Functional Dependency

Let \(R\) be a relation, \(X,Y\) subset of attributes of \(R\)

X determines Y assets that if two tuples agree on all the attributes in set \(X\), they much also agree on all the attributes in set \(Y\).
\(X\rightarrow Y: \forall t_1,t_2. t_1[A]=t_2[A]\rightarrow t_1[B]=t_2[B]\)

\(A_1...A_n \rightarrow B_1...B_m: \forall t_1,t_2.t_1[A_1]=t_2[A_1]\land ...\land t_1[A_n]=t_2[A_n]\rightarrow t_1[B_1]=t_2[B_1]\land ...\land t_1[B_m]=t_2[B_m]\)

We can't break the LHS and get multiple FDs, but we can break RHS.

FD are closely related to keys
Suppose K is a set of attributes for relation R
K is a superkey for R IFF K functionally determines all of R

Inferring FDs Given a set of FDs we can often infer further FDs
Example: \(A\rightarrow B \land B\rightarrow C \Rightarrow A\rightarrow C\)

Methods for Inferring FDs

Proven an FD follows using the Closure Test
- Assume your know the values of the LHS attributes, and figure out everything else that is determined

Attribute-closure(Y, S)

""" Y: set of attributes
    S: set of FDs
"""
Y+ = Y
while more changes occur:
    if exists FD LHS->RHS in S s.t. LHS in Y+:
        Y+ += YHS
return Y+

Follow Algorithm

FD_follows(S, LHS->RHS)

Y += Attribute-closure(LHS, S)
return RHS is in Y+

Projection algorithm

project(S, L)

T = []
for each subset X of L:
    Compute X+
    for attribute A in X+:
        if A in L: 
            T += [X-> A]
return T

(Too expansive)

Minimal Basis: to minimize FDs

minimal_basis(S)

split the RHS of each FD
for X->Y in FD where |X|>=2:
    remove any attribute from X that get an FD that follows from S
for f in FD:
    if S-{f} implies f:
        remove f from S

FD on Database Design

Decomposition

decompose \(R(A_1,...,A_n)\) to two relations \(R_1, R_2\) where \(R_1, R_2\) are projections of \(R\) and \(R_1\bowtie R_2=R\)

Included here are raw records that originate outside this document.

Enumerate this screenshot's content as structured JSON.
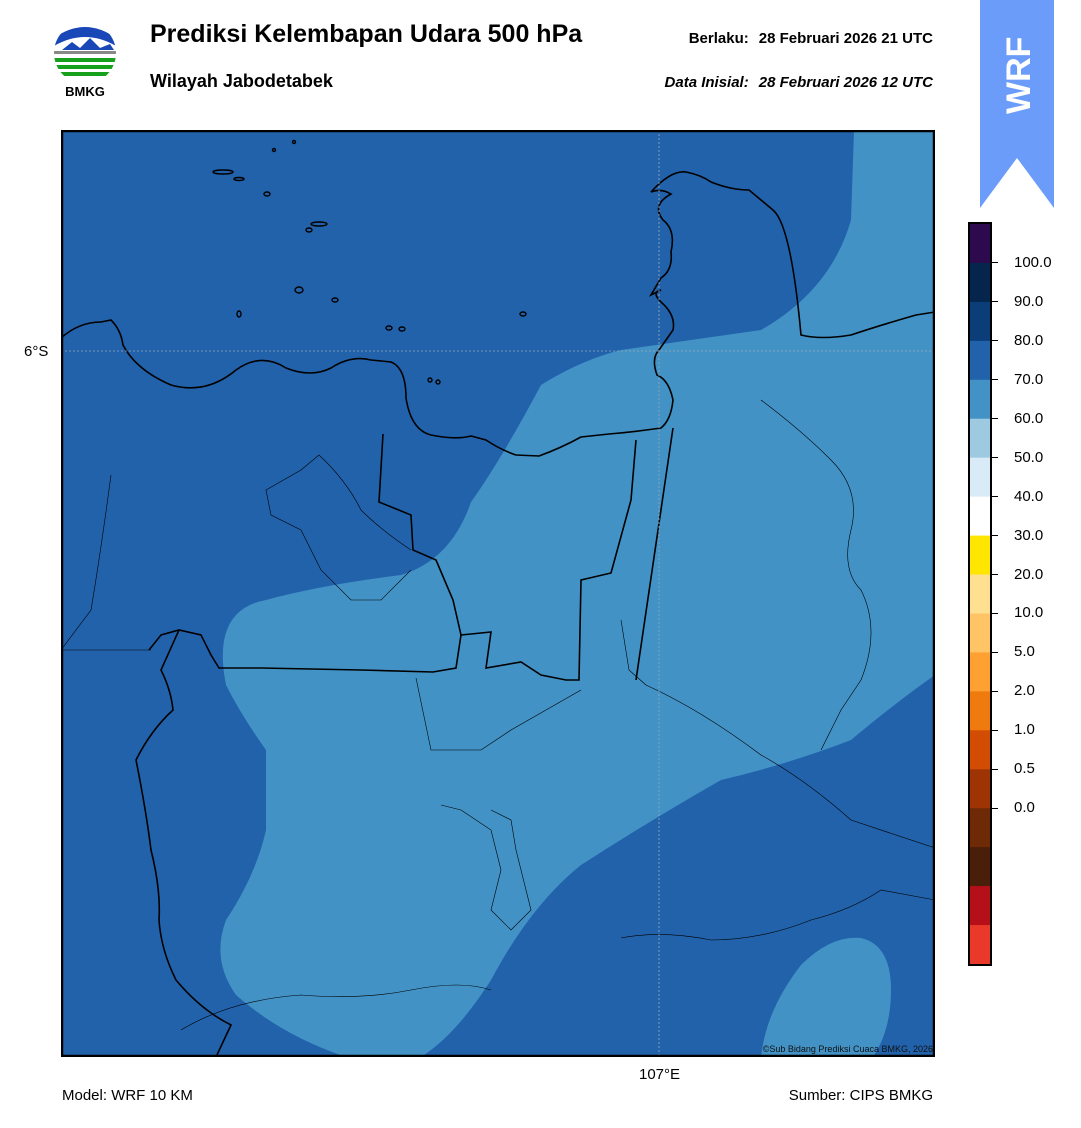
{
  "header": {
    "title": "Prediksi Kelembapan Udara 500 hPa",
    "subtitle": "Wilayah Jabodetabek",
    "valid_label": "Berlaku:",
    "valid_value": "28 Februari 2026 21 UTC",
    "init_label": "Data Inisial:",
    "init_value": "28 Februari 2026 12 UTC"
  },
  "logo": {
    "name": "BMKG",
    "icon": "bmkg-logo-icon"
  },
  "badge": {
    "text": "WRF",
    "color": "#6b9cf9"
  },
  "map": {
    "lat_label": "6°S",
    "lon_label": "107°E",
    "copyright": "©Sub Bidang Prediksi Cuaca BMKG, 2026",
    "fill_colors": {
      "dark": "#2262ab",
      "mid": "#4292c6"
    }
  },
  "colorbar": {
    "labels": [
      "100.0",
      "90.0",
      "80.0",
      "70.0",
      "60.0",
      "50.0",
      "40.0",
      "30.0",
      "20.0",
      "10.0",
      "5.0",
      "2.0",
      "1.0",
      "0.5",
      "0.0"
    ],
    "colors_top_to_bottom": [
      "#2d0a4e",
      "#06254c",
      "#0b3d78",
      "#2262ab",
      "#4292c6",
      "#9ecae1",
      "#d9ebf7",
      "#ffffff",
      "#ffe600",
      "#ffe090",
      "#ffc466",
      "#ffa033",
      "#ef7b0f",
      "#d24c04",
      "#9e3403",
      "#6e2a06",
      "#4a1f0a",
      "#b5101a",
      "#e8392b"
    ]
  },
  "footer": {
    "model": "Model: WRF 10 KM",
    "source": "Sumber: CIPS BMKG"
  }
}
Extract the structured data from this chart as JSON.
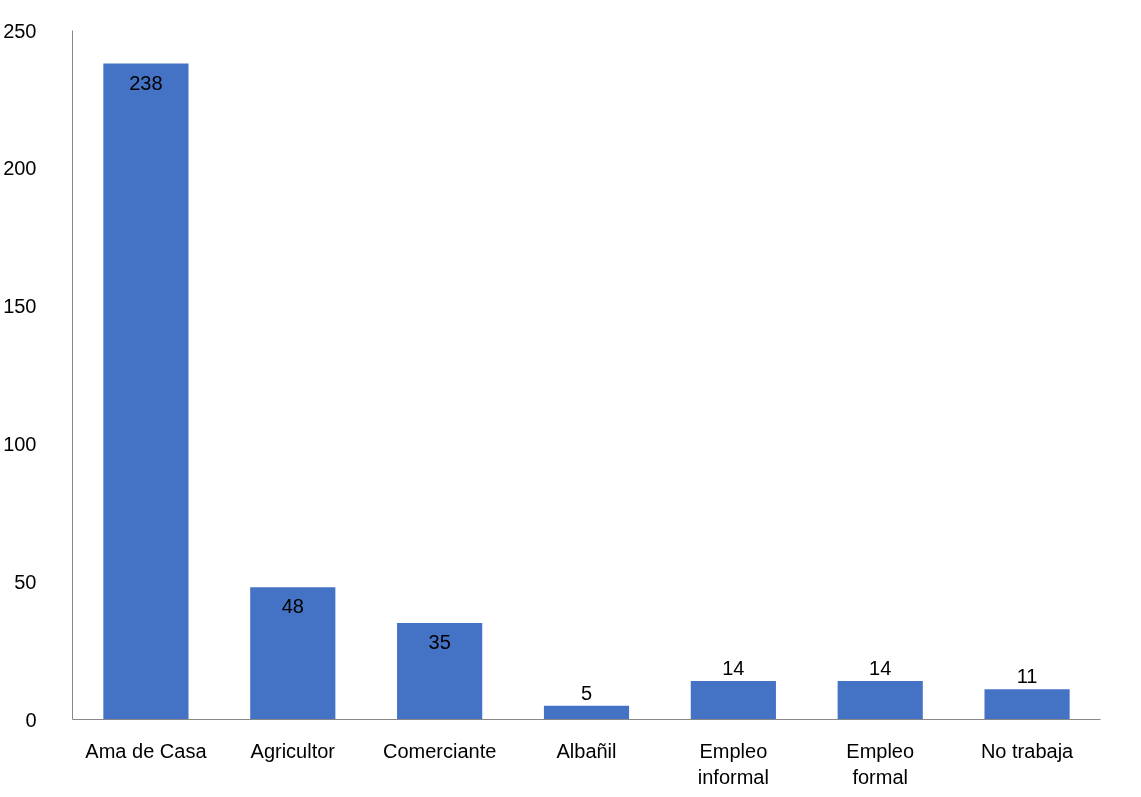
{
  "chart_data": {
    "type": "bar",
    "categories": [
      "Ama de Casa",
      "Agricultor",
      "Comerciante",
      "Albañil",
      "Empleo informal",
      "Empleo formal",
      "No trabaja"
    ],
    "values": [
      238,
      48,
      35,
      5,
      14,
      14,
      11
    ],
    "color": "#4472c4",
    "ylim": [
      0,
      250
    ],
    "yticks": [
      0,
      50,
      100,
      150,
      200,
      250
    ],
    "data_labels": true,
    "grid": false
  }
}
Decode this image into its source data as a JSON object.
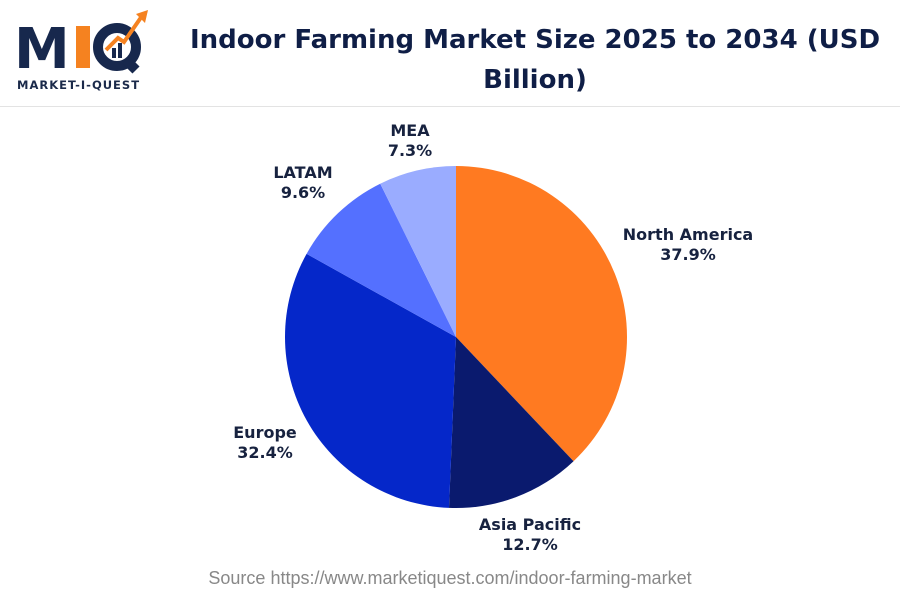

Boyce-Codd Normal Form \(\forall X\rightarrow Y\in R\) be nontrivial FD (\(Y\not\subseteq X\)) with \(X\) being the superkey (equv \(X^+\) contains all attributes).

To find BCNF

BCNF_decompose(R, F)

""" R: relation
    F: sets of FDs
"""
if X->Y in F violates BCNF:
    compute X+
    replace R by two relations:
        R1 = X+ 
        R2 = R-((X+)-X)
    project the FD's F onto R1 and R2
    BCNF_decompose(R1, F)
    BCNF_decompose(R2, F)

NOTE

If there are \(\geq 1\) FD violates BCNF, there will probably be multiple results.

Speed-ups

Only need to check whether the LHS of each FD is a superkey using the closure test

When project FDs onto the new relation, check if the new relation violate BCNF because of this FD, abort the projection.

Properties of decomposition

We want: 1. No anomalies 2. Lossless join, which be able to - project the original relations onto the decomposed schema - then reconstruct the original by joining, we should get back exactly the original tuples 3. Dependency preserved

A lossy join may create new tuples

BCNF guarantees 1 and 2, not 3.
3NF guarantees 2 and 3, not 1. However, 3NF guarantees minimal bases

Third Normal Form (3NF)

An attribute is prime if it is a member of any key

\(X\rightarrow A\) violates 3NF IFF X is not a superkey and A is not prime

3NF_synthesis(F, L)

""" F: set of FDs
    L: set of attributes
"""
    construct a minimal basis M for F
    for X->Y in M:
        define a new relation with schema union(X,Y)
        if no relation is a superkey for L:
            add a relation whose schema is some key

Example R(A,B,C,D), \(A\rightarrow B, A\rightarrow C\). - FD set is already a minimal basis - R1(A,B), R2(A,C) - No relation is a superkey for L: R3(A,D)

Chase Test

When a new set of relations is not generated from BCNF or 3NF, to check lossless condition.